今週は現在大活躍中の音楽家のみなさんに、現在の自分たちと同じ年齢だった頃の師の秘蔵映像を見ていただきました。師匠のみなさんの若き日の姿に思わず見入った方も多かったのではないでしょうか。
山田和樹さんの師は「炎のコバケン」こと、小林研一郎さん。映像に登場したのは、ベートーヴェンの「第九」を指導する47歳の頃の小林さん。若々しく情熱的な指揮ぶりはまさに「炎のコバケン」ですが、話しぶりは今とあまり変わりません。「ベートーヴェンの天国の心になってやってくれる?」といった言葉をはじめ、音楽の核心に切り込んでゆくような言葉が随所に聞かれました。そんな「伝える技術」の高さは、そのまま山田さんにも受け継がれているのではないでしょうか。
挾間美帆さんの師匠は山下洋輔さん。38歳の頃の山下さんがオーケストラと初共演した貴重な映像をご覧いただきました。曲は童謡「砂山」ジャズアレンジ。とてもスリリングで、底知れないパワーが画面から伝わってきます。挾間さんが当時の師匠の姿を嬉しそうに眺めながら、「ライバル心を持って、しっかり対抗していこうと思います」と宣言してくれたのが印象に残りました。

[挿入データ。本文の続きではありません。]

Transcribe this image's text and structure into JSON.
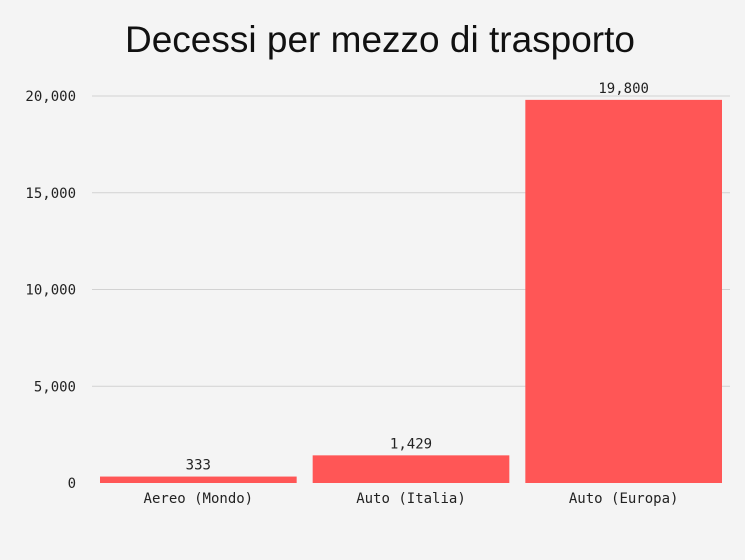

上野耕平さんの師匠は須川展也さん。須川さんはクラシック音楽界におけるサクソフォンの第一人者。須川さんの登場でサクソフォンのレパートリーは飛躍的に広がりました。上野さんは自分が憧れていた頃の師の年齢に自身が近づいていることを「恐ろしい」と表現します。こういった感覚は師弟ならではなのでしょう。
松井秀太郎さんの師は小曽根真さん。最初の授業で小曽根さんが語った「出来ないことは宝物」という言葉から、挑戦することの大切さを学んだと言います。49歳の頃の小曽根さんが弾くショパンのノクターンはいま見ても新鮮。楽器は異なりますが、師のスピリットは松井さんの中にしっかりと息づいていることでしょう。